İmamoğlu kararı ve sonrası

Atakan Hatipoğlu

Atakan Hatipoğlu

Gazete Yazarı

A+ A-

Ekrem İmamoğlu’nun Yüksek Seçim Kurulu üyelerine “ahmak” dediği iddiası ile açılan dava sonuçlandı ve İmamoğlu hakkında 2 yıl 7 ay hapis cezası kararı verildi. 6+ masada CHP ve masadaki varlığını CHP’ye borçlu olduğu için daha açık bir angajman içinde görünen Demokrat Parti haricinde bu karar sevinç yaratmış gibi görünüyor. Özellikle Akşener ilk ve en hızlı tepkiyi veren lider oldu. İmamoğlu’nun Saraçhane mitingi çağrısına adeta kendi adayını lanse ediyormuş gibi coşkuyla katıldı.

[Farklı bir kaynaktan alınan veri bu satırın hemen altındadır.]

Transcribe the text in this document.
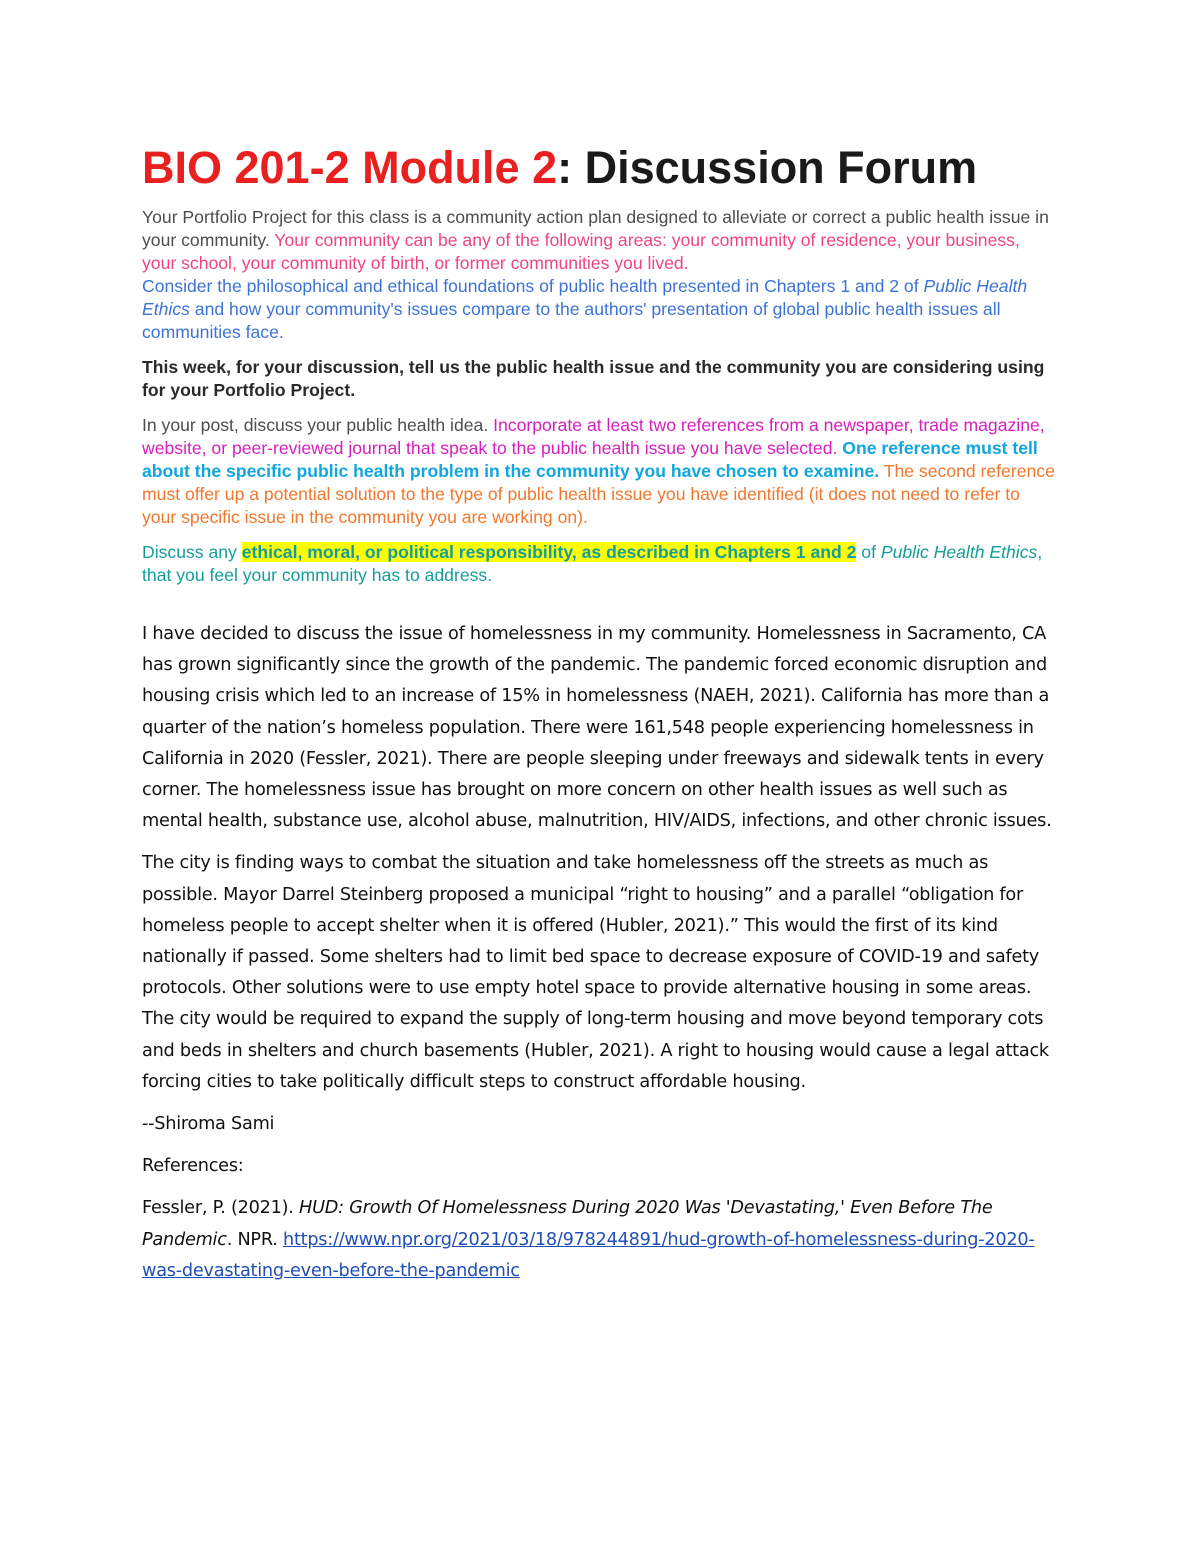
BIO 201-2 Module 2: Discussion Forum

Your Portfolio Project for this class is a community action plan designed to alleviate or correct a public health issue in your community. Your community can be any of the following areas: your community of residence, your business, your school, your community of birth, or former communities you lived.
Consider the philosophical and ethical foundations of public health presented in Chapters 1 and 2 of Public Health Ethics and how your community's issues compare to the authors' presentation of global public health issues all communities face.

This week, for your discussion, tell us the public health issue and the community you are considering using for your Portfolio Project.

In your post, discuss your public health idea. Incorporate at least two references from a newspaper, trade magazine, website, or peer-reviewed journal that speak to the public health issue you have selected. One reference must tell about the specific public health problem in the community you have chosen to examine. The second reference must offer up a potential solution to the type of public health issue you have identified (it does not need to refer to your specific issue in the community you are working on).

Discuss any ethical, moral, or political responsibility, as described in Chapters 1 and 2 of Public Health Ethics, that you feel your community has to address.

I have decided to discuss the issue of homelessness in my community. Homelessness in Sacramento, CA has grown significantly since the growth of the pandemic. The pandemic forced economic disruption and housing crisis which led to an increase of 15% in homelessness (NAEH, 2021). California has more than a quarter of the nation’s homeless population. There were 161,548 people experiencing homelessness in California in 2020 (Fessler, 2021). There are people sleeping under freeways and sidewalk tents in every corner. The homelessness issue has brought on more concern on other health issues as well such as mental health, substance use, alcohol abuse, malnutrition, HIV/AIDS, infections, and other chronic issues.

The city is finding ways to combat the situation and take homelessness off the streets as much as possible. Mayor Darrel Steinberg proposed a municipal “right to housing” and a parallel “obligation for homeless people to accept shelter when it is offered (Hubler, 2021).” This would the first of its kind nationally if passed. Some shelters had to limit bed space to decrease exposure of COVID-19 and safety protocols. Other solutions were to use empty hotel space to provide alternative housing in some areas. The city would be required to expand the supply of long-term housing and move beyond temporary cots and beds in shelters and church basements (Hubler, 2021). A right to housing would cause a legal attack forcing cities to take politically difficult steps to construct affordable housing.

--Shiroma Sami

References:

Fessler, P. (2021). HUD: Growth Of Homelessness During 2020 Was 'Devastating,' Even Before The Pandemic. NPR. https://www.npr.org/2021/03/18/978244891/hud-growth-of-homelessness-during-2020-was-devastating-even-before-the-pandemic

Mahkeme kararının yarattığı coşkunun iki nedeni var. Birincisi temyiz sürecinde kararın iptal edileceği ve siyasi yasakla sonuçlanmayacağı düşüncesi. İkincisi AK Parti cenahından gelen ilk tepkilerin kararsız oluşu. AK Parti çevrelerinden kararın kesin olmadığı, yasal sürecin tamamlanmamış olduğu yönünde uzlaşmacı tepkiler geldi. Kararın haksız ve yersiz olduğu, İmamoğlu’nun elinin güçlenmesine neden olduğu yönündeki ilk reaksiyonlara katıldıkları anlaşılıyordu.

Bu tereddütlü ortamda İmamoğlu bir atak yaptı. 6+ masayı kendi etrafında toplamış doğal cumhurbaşkanı adayı görüntüsü pekişti. Kılıçdaroğlu açığa düştü. Ancak görüntüye aldanmamak lazım. İlk günlerin coşkulu gürültüsü dindikten sonra, durum daha soğukkanlı biçimde değerlendirilmeye başlanacak. O zaman temyiz sürecinde işlerin İmamoğlu-Akşener cephesinde beklendiği gibi olmayabileceği ve mahkumiyet kararının içerdiği siyasi yasak ihtimalinin azımsanacak bir ihtimal olmadığı daha iyi görülecek.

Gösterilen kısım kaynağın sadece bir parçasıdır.